Tunisie: Abstention record aux Législatives 2022 - Une inquiétante désaffection...

Le taux général de participation a atteint 8,8 % hier à 19h30.
18 Décembre 2022

Le taux général de participation au scrutin législatif du 17 décembre 2022 a atteint 8,8 %, annonce le président de l'Instance supérieure indépendante des élections (Isie), Farouk Bouasker, lors d'un troisième point de presse tenu hier à 19h30.

Les bureaux de vote ont fermé leurs portes à 18h00. C'est sans conteste le taux d'abstention le plus élevé de tous les scrutins qui se sont déroulés ces dernières années. Beaucoup de facteurs expliquent le désintérêt des Tunisiens pour la chose politique. En premier lieu, le mode de scrutin uninominal qui introduit une nouvelle culture de vote sur les personnes et non sur les listes. Ce nouveau mode de scrutin n'a pas encore trouvé son chemin et a été à l'origine d'une grande réticence de la part des électeurs qui ne trouvent pas d'intérêt à aller voter pour des candidats qu'ils ne connaissent pas. Le système de parrainage a invalidé plusieurs candidatures et a fini par impacter négativement l'enthousiasme électoral.

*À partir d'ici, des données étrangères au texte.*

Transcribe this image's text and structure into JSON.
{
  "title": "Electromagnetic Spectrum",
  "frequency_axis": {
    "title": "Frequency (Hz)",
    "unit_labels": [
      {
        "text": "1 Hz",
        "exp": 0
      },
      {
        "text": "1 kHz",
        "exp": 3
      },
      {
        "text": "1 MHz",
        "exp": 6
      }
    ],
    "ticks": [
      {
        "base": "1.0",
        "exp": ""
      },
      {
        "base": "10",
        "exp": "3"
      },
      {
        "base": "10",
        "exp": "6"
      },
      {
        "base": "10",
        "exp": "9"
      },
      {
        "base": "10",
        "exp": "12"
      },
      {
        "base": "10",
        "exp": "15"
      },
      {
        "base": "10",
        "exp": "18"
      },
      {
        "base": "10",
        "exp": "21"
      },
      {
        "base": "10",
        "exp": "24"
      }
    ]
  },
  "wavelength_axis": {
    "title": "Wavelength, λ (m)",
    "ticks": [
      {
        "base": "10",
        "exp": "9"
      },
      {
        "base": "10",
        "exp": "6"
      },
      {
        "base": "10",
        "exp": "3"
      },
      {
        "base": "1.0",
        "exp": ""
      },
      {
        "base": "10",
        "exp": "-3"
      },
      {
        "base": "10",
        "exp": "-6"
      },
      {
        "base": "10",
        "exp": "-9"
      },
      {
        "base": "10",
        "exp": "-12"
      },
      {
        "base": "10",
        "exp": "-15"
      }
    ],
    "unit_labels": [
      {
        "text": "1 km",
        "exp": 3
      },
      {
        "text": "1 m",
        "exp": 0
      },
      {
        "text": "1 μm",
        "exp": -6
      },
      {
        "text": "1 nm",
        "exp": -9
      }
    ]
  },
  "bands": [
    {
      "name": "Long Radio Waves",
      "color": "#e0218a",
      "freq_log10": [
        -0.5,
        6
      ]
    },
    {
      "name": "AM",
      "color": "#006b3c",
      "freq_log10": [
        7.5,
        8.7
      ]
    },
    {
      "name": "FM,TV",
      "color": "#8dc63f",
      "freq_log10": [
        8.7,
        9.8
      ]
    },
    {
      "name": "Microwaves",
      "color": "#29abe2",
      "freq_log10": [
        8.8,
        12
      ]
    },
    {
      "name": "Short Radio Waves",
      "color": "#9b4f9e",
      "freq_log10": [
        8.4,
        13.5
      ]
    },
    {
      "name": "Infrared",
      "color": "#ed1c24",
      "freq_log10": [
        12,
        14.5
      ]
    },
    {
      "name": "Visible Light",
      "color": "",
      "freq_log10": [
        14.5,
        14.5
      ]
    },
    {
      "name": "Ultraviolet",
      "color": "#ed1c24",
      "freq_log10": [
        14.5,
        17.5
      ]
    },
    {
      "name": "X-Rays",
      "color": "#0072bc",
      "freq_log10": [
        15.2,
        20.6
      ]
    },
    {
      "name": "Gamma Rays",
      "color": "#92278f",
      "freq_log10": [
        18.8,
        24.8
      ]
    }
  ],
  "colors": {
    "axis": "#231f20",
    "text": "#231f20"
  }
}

Le fait qu'il y ait des candidats uniques dans plusieurs circonscriptions et qui sont déclarés vainqueurs avant même le déroulement des élections a dissuadé des milliers d'électeurs à se rendre aux bureaux de vote étant donné que le suspense des résultats n'existe plus. Mais au fond, les Tunisiens, qui ont réclamé la dissolution du Parlement le 25 juillet 2021, gardent un souvenir amer de la défunte ARP et ne sont pas prêts à redonner leur confiance à d'autres élus, du moins sur le court terme. En effet, par ce taux d'abstention inédit, les Tunisiens confirment leur divorce d'avec la classe politique quelle que soit sa couleur ou sa tendance. Car ce qui s'est passé hier au niveau des urnes s'est également passé du côté des manifestations. L'appel des partis politiques pour une mobilisation populaire ne trouve plus d'écho auprès des Tunisiens. Que ce soit les formations de l'opposition, les partisans de Saïed ou même les syndicats, l'adhésion des Tunisiens à la chose publique et politique s'est fortement érodée.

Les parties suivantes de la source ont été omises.